Ex-player starts petition to remove name of Doak Campbell
Former Florida State player starts petition to rename football stadium
Posted at 6:06 AM, Jun 22, 2020
and last updated 2020-06-23 05:50:20-04

TALLAHASSEE, Fla. — The president of Florida State University said Monday he will consider growing calls to change the name of the football stadium.

"I have been following with great interest the petitions circulating on social media asserting that Doak S. Campbell, FSU's president in 1947 during its transition from the Florida State College for Women, resisted integration and asking that the stadium no longer bear his name," President John Thrasher wrote on Twitter. "I have asked athletics director David Coburn to immediately review this issue and make recommendations to me. I look forward to receiving his report soon."
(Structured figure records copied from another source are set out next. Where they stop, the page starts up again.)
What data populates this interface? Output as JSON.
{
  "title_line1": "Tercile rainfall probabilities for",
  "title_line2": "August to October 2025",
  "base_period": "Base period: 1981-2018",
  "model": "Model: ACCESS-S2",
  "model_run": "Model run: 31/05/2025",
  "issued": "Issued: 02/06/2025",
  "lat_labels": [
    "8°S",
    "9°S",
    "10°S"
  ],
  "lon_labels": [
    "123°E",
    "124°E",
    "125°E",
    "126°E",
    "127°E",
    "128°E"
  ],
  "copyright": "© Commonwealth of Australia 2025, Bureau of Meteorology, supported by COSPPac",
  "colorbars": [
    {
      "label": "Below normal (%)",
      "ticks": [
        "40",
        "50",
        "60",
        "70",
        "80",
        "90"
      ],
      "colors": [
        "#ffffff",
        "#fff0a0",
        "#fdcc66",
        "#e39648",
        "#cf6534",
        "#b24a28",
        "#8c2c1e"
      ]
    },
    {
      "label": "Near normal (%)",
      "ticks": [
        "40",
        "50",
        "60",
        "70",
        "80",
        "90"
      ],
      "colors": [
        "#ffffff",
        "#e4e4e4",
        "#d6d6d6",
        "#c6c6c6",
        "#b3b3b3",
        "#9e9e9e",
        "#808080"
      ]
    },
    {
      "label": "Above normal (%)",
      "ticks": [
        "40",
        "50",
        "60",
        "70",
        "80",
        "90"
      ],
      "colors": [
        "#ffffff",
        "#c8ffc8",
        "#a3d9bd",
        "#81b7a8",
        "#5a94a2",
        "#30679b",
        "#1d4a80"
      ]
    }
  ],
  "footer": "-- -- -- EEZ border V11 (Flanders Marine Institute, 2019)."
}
Kendrick Scott, who played for the Seminoles from 1991-94, created the online petition Friday to rename Bobby Bowden Field at Doak S. Campbell Stadium. The petition had more than 2,200 signatures as of Monday night.

Campbell served as president of Florida State University during its transition from an all-female campus and was instrumental in getting the football stadium built, but his pro-segregationist views are also well-documented.

Scott said in the petition that Campbell's "non-inclusive views of blacks as a segregationist is divisive, therefore his name should be removed from a stadium that has been home to many black football players helping to build the school and the tradition to what it has become today: a national treasure."

The former linebacker suggested that the stadium should instead be named after longtime former FSU coach Bobby Bowden, who helped make the Seminoles a national power, winning two national championships and 12 Atlantic Coast Conference titles.

Although the field was dedicated in Bowden's name in 2004, Scott called for the field to be renamed after former quarterback Charlie Ward, the school's first Heisman Trophy winner.

Thrasher has a history of following through on calls for change to campus names and markers. He followed a student panel's recommendation to remove a statue of Francis Eppes, a slave owner and the grandson of Thomas Jefferson, and asked the Florida Legislature to remove B.K. Roberts' name from the College of Law building.